Je ne trouve rien de réconfortant à te dire tant je sais que la rentrée nous happe... Je regarde les réunions s'empiler dans mon agenda, malgré mes résolutions de REFUSER certaines tâches avec mon asso et de me ménager une soirée pour moi.
Malgré tout, je vais m'inscrire à un cours de taï-chi et prendre une femme de ménage.
ce système de contrôle des comm' est dingue ! Xème comm' perdu !!!
J'ai l'impression que mes tout petits mots, mes minuscules conseils seront tellement vains.. J'espère que tu vas trouver la force de t'attaquer à tout cela, par un côté ou tout en même temps, et que tu verras malgré tout, toutes les belles choses, les contacts humains sympathiques autour de toi.. Je pense à toi.
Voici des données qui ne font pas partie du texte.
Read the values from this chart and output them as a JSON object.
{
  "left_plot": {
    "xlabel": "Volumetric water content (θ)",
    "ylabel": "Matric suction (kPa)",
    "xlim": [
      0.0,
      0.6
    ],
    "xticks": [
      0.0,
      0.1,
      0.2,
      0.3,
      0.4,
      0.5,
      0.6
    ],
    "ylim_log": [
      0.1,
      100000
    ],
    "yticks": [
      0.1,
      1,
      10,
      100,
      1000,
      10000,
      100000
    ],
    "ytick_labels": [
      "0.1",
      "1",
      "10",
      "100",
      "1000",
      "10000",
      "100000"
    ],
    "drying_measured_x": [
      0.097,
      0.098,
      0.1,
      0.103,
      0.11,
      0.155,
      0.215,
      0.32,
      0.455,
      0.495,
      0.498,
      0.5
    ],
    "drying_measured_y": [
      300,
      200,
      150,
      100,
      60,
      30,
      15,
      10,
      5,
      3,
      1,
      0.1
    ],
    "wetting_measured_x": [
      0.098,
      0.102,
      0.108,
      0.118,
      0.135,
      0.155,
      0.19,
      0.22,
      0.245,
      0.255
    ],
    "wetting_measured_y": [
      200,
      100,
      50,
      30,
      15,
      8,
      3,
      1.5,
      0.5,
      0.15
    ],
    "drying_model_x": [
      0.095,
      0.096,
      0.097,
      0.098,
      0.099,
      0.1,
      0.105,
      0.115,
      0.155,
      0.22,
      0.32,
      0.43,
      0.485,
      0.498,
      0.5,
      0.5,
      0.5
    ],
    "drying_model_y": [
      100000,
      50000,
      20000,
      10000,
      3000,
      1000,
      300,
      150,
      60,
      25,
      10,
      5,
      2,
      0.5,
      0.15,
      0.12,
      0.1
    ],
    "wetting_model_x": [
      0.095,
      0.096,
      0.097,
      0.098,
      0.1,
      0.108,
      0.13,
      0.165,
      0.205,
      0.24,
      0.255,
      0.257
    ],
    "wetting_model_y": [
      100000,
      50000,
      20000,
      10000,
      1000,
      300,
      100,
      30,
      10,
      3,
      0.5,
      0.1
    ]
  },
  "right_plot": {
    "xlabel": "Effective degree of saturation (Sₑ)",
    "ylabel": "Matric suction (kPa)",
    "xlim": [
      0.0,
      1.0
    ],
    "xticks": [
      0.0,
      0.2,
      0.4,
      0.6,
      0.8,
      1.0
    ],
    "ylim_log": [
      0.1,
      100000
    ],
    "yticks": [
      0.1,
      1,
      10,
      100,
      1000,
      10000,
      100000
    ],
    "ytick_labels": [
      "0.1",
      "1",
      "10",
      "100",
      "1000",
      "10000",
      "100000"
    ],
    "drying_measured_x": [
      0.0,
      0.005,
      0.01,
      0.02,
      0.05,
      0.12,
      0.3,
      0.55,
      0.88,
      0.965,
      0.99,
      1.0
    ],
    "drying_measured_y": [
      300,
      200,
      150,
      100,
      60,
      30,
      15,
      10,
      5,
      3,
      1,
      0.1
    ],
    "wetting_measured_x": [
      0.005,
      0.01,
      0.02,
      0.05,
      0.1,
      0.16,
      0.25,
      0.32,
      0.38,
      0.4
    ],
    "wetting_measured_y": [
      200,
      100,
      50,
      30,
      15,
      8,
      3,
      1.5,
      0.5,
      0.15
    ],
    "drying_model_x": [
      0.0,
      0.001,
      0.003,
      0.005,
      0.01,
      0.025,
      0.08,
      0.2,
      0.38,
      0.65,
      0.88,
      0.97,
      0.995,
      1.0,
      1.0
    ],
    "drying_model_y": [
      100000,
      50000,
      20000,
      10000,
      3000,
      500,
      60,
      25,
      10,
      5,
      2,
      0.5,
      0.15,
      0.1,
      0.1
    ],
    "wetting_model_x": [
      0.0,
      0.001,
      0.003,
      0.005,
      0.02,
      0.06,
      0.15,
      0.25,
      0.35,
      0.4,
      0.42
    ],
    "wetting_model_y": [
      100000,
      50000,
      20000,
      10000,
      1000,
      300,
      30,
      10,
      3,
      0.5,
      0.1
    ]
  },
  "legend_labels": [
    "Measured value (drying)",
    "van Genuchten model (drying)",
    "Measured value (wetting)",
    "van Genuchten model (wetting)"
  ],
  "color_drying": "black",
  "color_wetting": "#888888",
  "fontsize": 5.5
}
XX
Je vous souhaite beaucoup de courage Lola pour cette rentrée et toutes ces choses difficiles à surmonter.
Je vous lis depuis longtemps mais n'ai jamais osé laisser un commentaire.
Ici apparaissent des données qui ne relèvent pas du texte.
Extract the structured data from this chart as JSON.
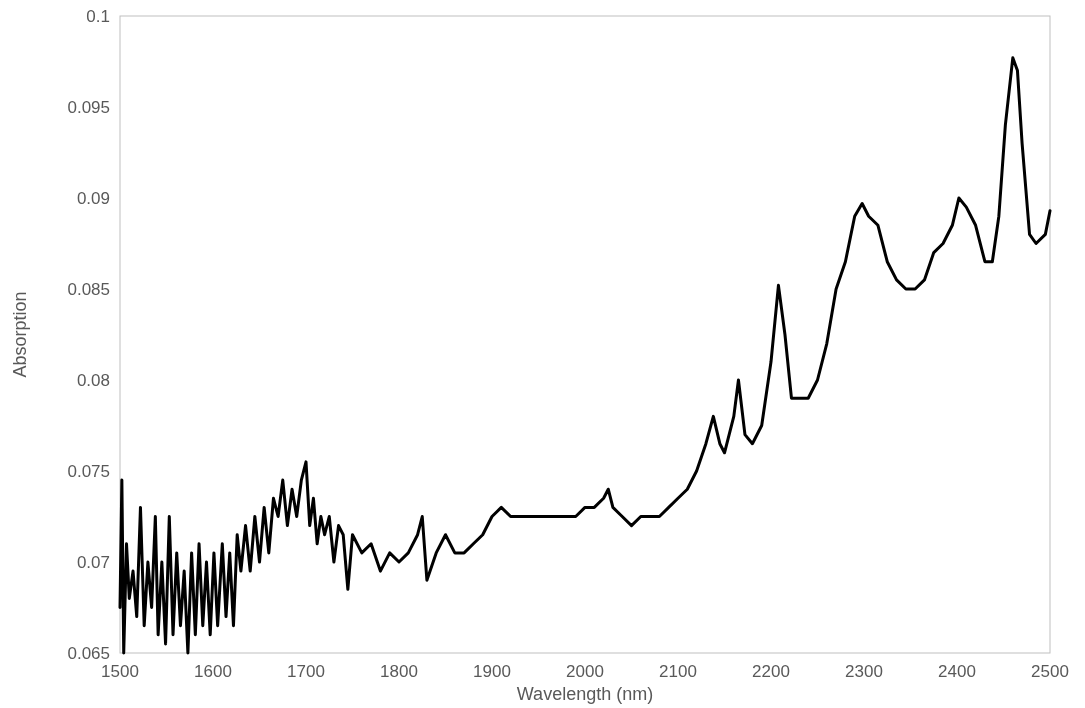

Pour moi aussi, cette rentrée est particulière. J'entame (enfin) une procédure de divorce et me prépare à quitter dans quelques mois la maison où je vis. Et après ? Après c'est à nouveau le saut dans l'inconnu. Vos mots résonnent souvent...
Hélène
Ah comme j'aimerais t'aider mais tout ce dont tu as besoin comme aide, c'est impossible à distance. Personne ne peut t'aider à dépatouiller les petites annonces pour un appart' déjà ?
Bisous Lola.
Samantdi, bon courage pour cette période qui effectivement nous "happe" (tant qu'elle ne nous broie pas...), et bravo pour le tai-chi et la femme de ménage, excellentes résolutions (et complémentaires, en plus!). Demain, je retrouve mes élèves, mais aujourd'hui c'était le dernier jour de préparation avec "mes" profs, dont deux tout neufs dont il faut s'occuper particulièrement.
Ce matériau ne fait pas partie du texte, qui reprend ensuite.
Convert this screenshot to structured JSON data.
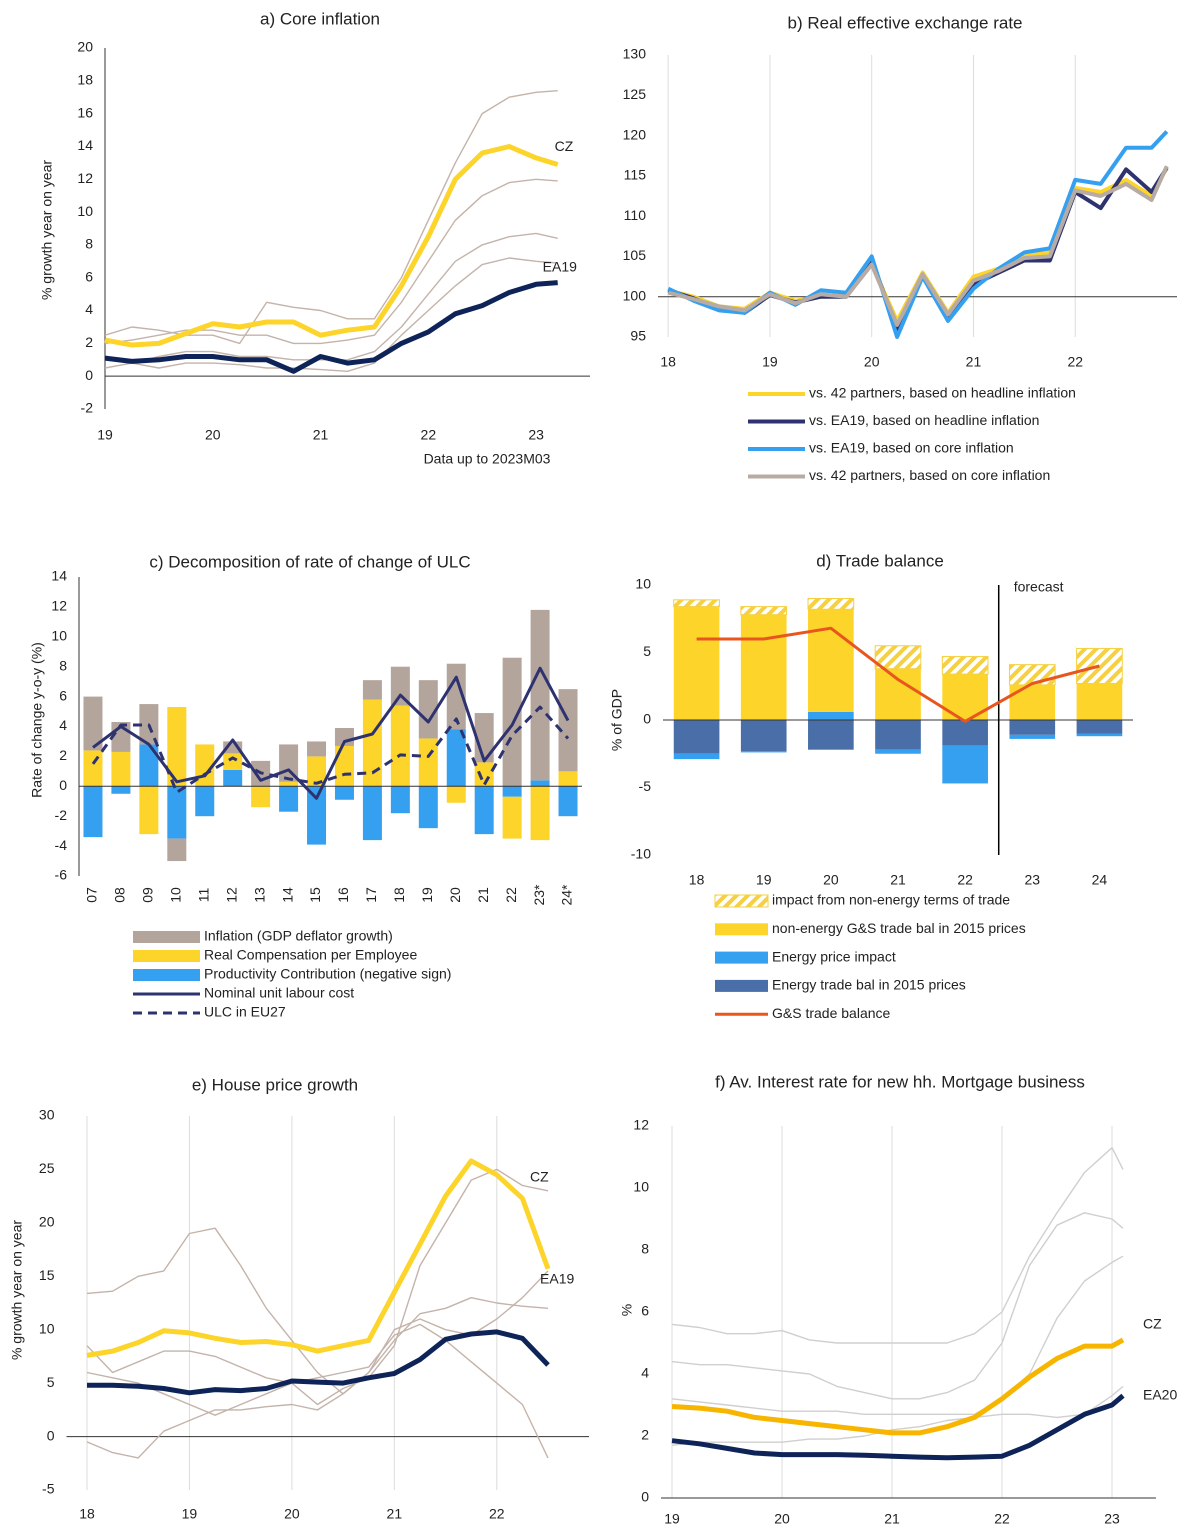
{
  "chart_data": [
    {
      "type": "line",
      "title": "a) Core inflation",
      "y_label": "% growth year on year",
      "note": "Data up to 2023M03",
      "x": [
        19,
        19.25,
        19.5,
        19.75,
        20,
        20.25,
        20.5,
        20.75,
        21,
        21.25,
        21.5,
        21.75,
        22,
        22.25,
        22.5,
        22.75,
        23,
        23.2
      ],
      "xlim": [
        19,
        23.5
      ],
      "xticks": [
        19,
        20,
        21,
        22,
        23
      ],
      "ylim": [
        -2,
        20
      ],
      "yticks": [
        -2,
        0,
        2,
        4,
        6,
        8,
        10,
        12,
        14,
        16,
        18,
        20
      ],
      "xaxis_at": 0,
      "y_axis_line": true,
      "series": [
        {
          "color": "#c4b3aa",
          "values": [
            2.5,
            3.0,
            2.8,
            2.5,
            2.5,
            2.0,
            4.5,
            4.2,
            4.0,
            3.5,
            3.5,
            6.0,
            9.5,
            13.0,
            16.0,
            17.0,
            17.3,
            17.4
          ]
        },
        {
          "color": "#c4b3aa",
          "values": [
            2.0,
            2.2,
            2.5,
            2.8,
            2.8,
            2.5,
            2.5,
            2.0,
            2.0,
            2.2,
            2.5,
            4.5,
            7.0,
            9.5,
            11.0,
            11.8,
            12.0,
            11.9
          ]
        },
        {
          "color": "#c4b3aa",
          "values": [
            1.0,
            0.8,
            1.2,
            1.5,
            1.5,
            1.2,
            1.2,
            1.0,
            1.0,
            1.0,
            1.5,
            3.0,
            5.0,
            7.0,
            8.0,
            8.5,
            8.7,
            8.4
          ]
        },
        {
          "color": "#c4b3aa",
          "values": [
            0.5,
            0.8,
            0.5,
            0.8,
            0.8,
            0.7,
            0.5,
            0.5,
            0.4,
            0.3,
            0.8,
            2.5,
            4.0,
            5.5,
            6.8,
            7.2,
            7.0,
            6.9
          ]
        },
        {
          "name": "CZ",
          "color": "#fcd42a",
          "values": [
            2.2,
            1.9,
            2.0,
            2.6,
            3.2,
            3.0,
            3.3,
            3.3,
            2.5,
            2.8,
            3.0,
            5.5,
            8.5,
            12.0,
            13.6,
            14.0,
            13.3,
            12.9
          ]
        },
        {
          "name": "EA19",
          "color": "#0e2459",
          "values": [
            1.1,
            0.9,
            1.0,
            1.2,
            1.2,
            1.0,
            1.0,
            0.3,
            1.2,
            0.8,
            1.0,
            2.0,
            2.7,
            3.8,
            4.3,
            5.1,
            5.6,
            5.7
          ]
        }
      ]
    },
    {
      "type": "line",
      "title": "b) Real effective exchange rate",
      "x": [
        18,
        18.25,
        18.5,
        18.75,
        19,
        19.25,
        19.5,
        19.75,
        20,
        20.25,
        20.5,
        20.75,
        21,
        21.25,
        21.5,
        21.75,
        22,
        22.25,
        22.5,
        22.75,
        22.9
      ],
      "xlim": [
        17.9,
        23.0
      ],
      "xticks": [
        18,
        19,
        20,
        21,
        22
      ],
      "ylim": [
        95,
        130
      ],
      "yticks": [
        95,
        100,
        105,
        110,
        115,
        120,
        125,
        130
      ],
      "xaxis_at": 100,
      "grid": "x",
      "legend": "bottom",
      "series": [
        {
          "name": "vs. 42 partners, based on headline inflation",
          "color": "#fcd42a",
          "values": [
            100.8,
            100.0,
            98.8,
            98.5,
            100.5,
            99.5,
            100.0,
            100.2,
            104.0,
            97.0,
            103.0,
            98.0,
            102.5,
            103.5,
            105.0,
            105.5,
            113.5,
            113.0,
            114.5,
            112.5,
            116.0
          ]
        },
        {
          "name": "vs. EA19, based on headline inflation",
          "color": "#2e3370",
          "values": [
            100.8,
            99.8,
            98.5,
            98.0,
            100.2,
            99.3,
            100.0,
            100.0,
            104.5,
            96.0,
            102.5,
            97.5,
            101.5,
            103.0,
            104.5,
            104.5,
            113.0,
            111.0,
            115.8,
            113.0,
            116.0
          ]
        },
        {
          "name": "vs. EA19, based on core inflation",
          "color": "#35a0f0",
          "values": [
            101.0,
            99.5,
            98.3,
            98.0,
            100.5,
            99.0,
            100.8,
            100.5,
            105.0,
            95.0,
            102.5,
            97.0,
            101.0,
            103.5,
            105.5,
            106.0,
            114.5,
            114.0,
            118.5,
            118.5,
            120.5
          ]
        },
        {
          "name": "vs. 42 partners, based on core inflation",
          "color": "#b8aba3",
          "values": [
            100.5,
            99.7,
            98.8,
            98.3,
            100.3,
            99.2,
            100.3,
            100.0,
            104.0,
            96.5,
            102.8,
            97.8,
            102.0,
            103.2,
            104.8,
            105.0,
            113.2,
            112.5,
            114.0,
            112.0,
            116.2
          ]
        }
      ]
    },
    {
      "type": "bar",
      "title": "c) Decomposition of rate of change of ULC",
      "y_label": "Rate of change y-o-y (%)",
      "categories": [
        "07",
        "08",
        "09",
        "10",
        "11",
        "12",
        "13",
        "14",
        "15",
        "16",
        "17",
        "18",
        "19",
        "20",
        "21",
        "22",
        "23*",
        "24*"
      ],
      "ylim": [
        -6,
        14
      ],
      "yticks": [
        -6,
        -4,
        -2,
        0,
        2,
        4,
        6,
        8,
        10,
        12,
        14
      ],
      "xaxis_at": 0,
      "y_axis_line": true,
      "legend": "bottom",
      "stacked": true,
      "series": [
        {
          "name": "Inflation (GDP deflator growth)",
          "color": "#b4a59c",
          "values": [
            3.6,
            2.0,
            2.7,
            -1.5,
            0,
            0.8,
            1.7,
            2.5,
            1.0,
            1.2,
            1.3,
            2.6,
            3.9,
            4.4,
            3.3,
            8.6,
            11.4,
            5.5
          ]
        },
        {
          "name": "Real Compensation per Employee",
          "color": "#fcd42a",
          "values": [
            2.4,
            2.3,
            -3.2,
            5.3,
            2.8,
            1.1,
            -1.4,
            0.3,
            2.0,
            2.7,
            5.8,
            5.4,
            3.2,
            -1.1,
            1.6,
            -2.8,
            -3.6,
            1.0
          ]
        },
        {
          "name": "Productivity Contribution (negative sign)",
          "color": "#35a0f0",
          "values": [
            -3.4,
            -0.5,
            2.8,
            -3.5,
            -2.0,
            1.1,
            0,
            -1.7,
            -3.9,
            -0.9,
            -3.6,
            -1.8,
            -2.8,
            3.8,
            -3.2,
            -0.7,
            0.4,
            -2.0
          ]
        },
        {
          "name": "Nominal unit labour cost",
          "color": "#2e3370",
          "type": "line",
          "values": [
            2.6,
            4.0,
            2.8,
            0.3,
            0.7,
            3.1,
            0.4,
            1.1,
            -0.8,
            3.0,
            3.5,
            6.1,
            4.3,
            7.3,
            1.7,
            4.1,
            7.9,
            4.4
          ]
        },
        {
          "name": "ULC in EU27",
          "color": "#2e3370",
          "type": "line",
          "dash": true,
          "values": [
            1.5,
            4.1,
            4.1,
            -0.4,
            0.8,
            1.9,
            0.9,
            0.5,
            0.2,
            0.8,
            0.9,
            2.1,
            2.0,
            4.5,
            0.1,
            3.4,
            5.3,
            3.2
          ]
        }
      ]
    },
    {
      "type": "bar",
      "title": "d) Trade balance",
      "y_label": "% of GDP",
      "annotation": "forecast",
      "categories": [
        "18",
        "19",
        "20",
        "21",
        "22",
        "23",
        "24"
      ],
      "ylim": [
        -10,
        10
      ],
      "yticks": [
        -10,
        -5,
        0,
        5,
        10
      ],
      "xaxis_at": 0,
      "legend": "bottom",
      "stacked": true,
      "series": [
        {
          "name": "impact from non-energy terms of trade",
          "color": "#f5d040",
          "pattern": "hatch",
          "values": [
            0.5,
            0.6,
            0.8,
            1.7,
            1.3,
            1.5,
            2.6
          ]
        },
        {
          "name": "non-energy G&S trade bal in 2015 prices",
          "color": "#fcd42a",
          "values": [
            8.4,
            7.8,
            7.6,
            3.8,
            3.4,
            2.6,
            2.7
          ]
        },
        {
          "name": "Energy price impact",
          "color": "#35a0f0",
          "values": [
            -0.4,
            -0.1,
            0.6,
            -0.3,
            -2.8,
            -0.3,
            -0.2
          ]
        },
        {
          "name": "Energy trade bal in 2015 prices",
          "color": "#4a6fa8",
          "values": [
            -2.5,
            -2.3,
            -2.2,
            -2.2,
            -1.9,
            -1.1,
            -1.0
          ]
        },
        {
          "name": "G&S trade balance",
          "color": "#e8561e",
          "type": "line",
          "values": [
            6.0,
            6.0,
            6.8,
            3.0,
            -0.1,
            2.7,
            4.0
          ]
        }
      ]
    },
    {
      "type": "line",
      "title": "e) House price growth",
      "y_label": "% growth year on year",
      "x": [
        18,
        18.25,
        18.5,
        18.75,
        19,
        19.25,
        19.5,
        19.75,
        20,
        20.25,
        20.5,
        20.75,
        21,
        21.25,
        21.5,
        21.75,
        22,
        22.25,
        22.5
      ],
      "xlim": [
        17.8,
        22.9
      ],
      "xticks": [
        18,
        19,
        20,
        21,
        22
      ],
      "ylim": [
        -5,
        30
      ],
      "yticks": [
        -5,
        0,
        5,
        10,
        15,
        20,
        25,
        30
      ],
      "xaxis_at": 0,
      "grid": "x",
      "series": [
        {
          "color": "#c4b3aa",
          "values": [
            13.4,
            13.6,
            15.0,
            15.5,
            19.0,
            19.5,
            16.0,
            12.0,
            9.0,
            6.0,
            4.0,
            6.0,
            10.0,
            11.0,
            10.0,
            9.5,
            11.0,
            13.0,
            15.5
          ]
        },
        {
          "color": "#c4b3aa",
          "values": [
            8.5,
            6.0,
            7.0,
            8.0,
            8.0,
            7.5,
            6.5,
            5.5,
            5.0,
            3.0,
            4.5,
            5.5,
            8.5,
            16.0,
            20.0,
            24.0,
            25.0,
            23.5,
            23.0
          ]
        },
        {
          "color": "#c4b3aa",
          "values": [
            6.0,
            5.5,
            5.0,
            4.0,
            3.0,
            2.0,
            3.0,
            4.0,
            5.0,
            5.5,
            6.0,
            6.5,
            9.5,
            10.5,
            9.0,
            7.0,
            5.0,
            3.0,
            -2.0
          ]
        },
        {
          "color": "#c4b3aa",
          "values": [
            -0.5,
            -1.5,
            -2.0,
            0.5,
            1.5,
            2.5,
            2.5,
            2.8,
            3.0,
            2.5,
            4.0,
            6.0,
            9.0,
            11.5,
            12.0,
            13.0,
            12.5,
            12.2,
            12.0
          ]
        },
        {
          "name": "CZ",
          "color": "#fcd42a",
          "values": [
            7.6,
            8.0,
            8.8,
            9.9,
            9.7,
            9.2,
            8.8,
            8.9,
            8.6,
            8.0,
            8.5,
            9.0,
            13.5,
            18.0,
            22.5,
            25.8,
            24.5,
            22.3,
            15.7
          ]
        },
        {
          "name": "EA19",
          "color": "#0e2459",
          "values": [
            4.8,
            4.8,
            4.7,
            4.5,
            4.1,
            4.4,
            4.3,
            4.5,
            5.2,
            5.1,
            5.0,
            5.5,
            5.9,
            7.2,
            9.1,
            9.6,
            9.8,
            9.2,
            6.7
          ]
        }
      ]
    },
    {
      "type": "line",
      "title": "f) Av. Interest rate for new hh. Mortgage business",
      "y_label": "%",
      "x": [
        19,
        19.25,
        19.5,
        19.75,
        20,
        20.25,
        20.5,
        20.75,
        21,
        21.25,
        21.5,
        21.75,
        22,
        22.25,
        22.5,
        22.75,
        23,
        23.1
      ],
      "xlim": [
        18.9,
        23.4
      ],
      "xticks": [
        19,
        20,
        21,
        22,
        23
      ],
      "ylim": [
        0,
        12
      ],
      "yticks": [
        0,
        2,
        4,
        6,
        8,
        10,
        12
      ],
      "xaxis_at": 0,
      "grid": "x",
      "series": [
        {
          "color": "#cfcfcf",
          "values": [
            5.6,
            5.5,
            5.3,
            5.3,
            5.4,
            5.1,
            5.0,
            5.0,
            5.0,
            5.0,
            5.0,
            5.3,
            6.0,
            7.8,
            9.2,
            10.5,
            11.3,
            10.6
          ]
        },
        {
          "color": "#cfcfcf",
          "values": [
            4.4,
            4.3,
            4.3,
            4.2,
            4.1,
            4.0,
            3.6,
            3.4,
            3.2,
            3.2,
            3.4,
            3.8,
            5.0,
            7.5,
            8.8,
            9.2,
            9.0,
            8.7
          ]
        },
        {
          "color": "#cfcfcf",
          "values": [
            3.2,
            3.1,
            3.0,
            2.9,
            2.8,
            2.8,
            2.8,
            2.7,
            2.7,
            2.7,
            2.7,
            2.7,
            3.2,
            4.0,
            5.8,
            7.0,
            7.6,
            7.8
          ]
        },
        {
          "color": "#cfcfcf",
          "values": [
            1.7,
            1.8,
            1.8,
            1.8,
            1.8,
            1.9,
            1.9,
            2.0,
            2.2,
            2.3,
            2.5,
            2.6,
            2.7,
            2.7,
            2.6,
            2.7,
            3.3,
            3.6
          ]
        },
        {
          "name": "CZ",
          "color": "#f7b500",
          "values": [
            2.95,
            2.9,
            2.8,
            2.6,
            2.5,
            2.4,
            2.3,
            2.2,
            2.1,
            2.1,
            2.3,
            2.6,
            3.2,
            3.9,
            4.5,
            4.9,
            4.9,
            5.1
          ]
        },
        {
          "name": "EA20",
          "color": "#0e2459",
          "values": [
            1.85,
            1.75,
            1.6,
            1.45,
            1.4,
            1.4,
            1.4,
            1.38,
            1.35,
            1.32,
            1.3,
            1.32,
            1.35,
            1.7,
            2.2,
            2.7,
            3.0,
            3.3
          ]
        }
      ]
    }
  ]
}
Quant à la modération des comm, je vais peut-être m'en débarrasser, l'ennuyeuse qui me l'avait imposée ne s'est pas manifestée depuis un moment.
Noémie , le bon côté des choses et les jolis contacts humains, c'est ici aussi que je les vois :) Merci d'être toujours là!!
Hélène , je suis de tout cœur avec vous. Quitter ma maison a été l'un des moments les plus douloureux de l'année qui vient de s'écouler. Courage!
Myosotis , tu m'aides toujours, tu le sais! (et tu as vu l'écharpe bleue au milieu de mon bazar? :)
Pour l'appart', j'ai presque un an, je ne me presse pas. Mais je sais que j'aurai de l'aide (pas moins de 15 personnes sont venues m'aider à déménager en janvier...), et ça me fait chaud au cœur!
J'imagine ton état de lassitude devant la tâche à accomplir, les rentrées sont à chaque fois de tels électrochocs, alors gérer tout ça toute seule avec tes 2 garçons...
Je t'envoie de bonnes ondes pour affronter ça le plus sereinement possible (ou le moins mal...). Pour le reste, chaque chose en son temps... Je deviens très adepte du step by step, et finalement ça marche pas si mal.
Bises Lola!
Oh je connais ce sentiment qui nous prend quand une montagne de choses désagréables nous attendent et qu'on est seule pour gravir cette montagne. Le divorce restera je crois un des pires souvenirs de ma vie. Mais bon courage à toi. je pense à toi :-)
hummm... cette fois je n'ai plus ton adresse ! beaucoup de belles choses transatlantiques.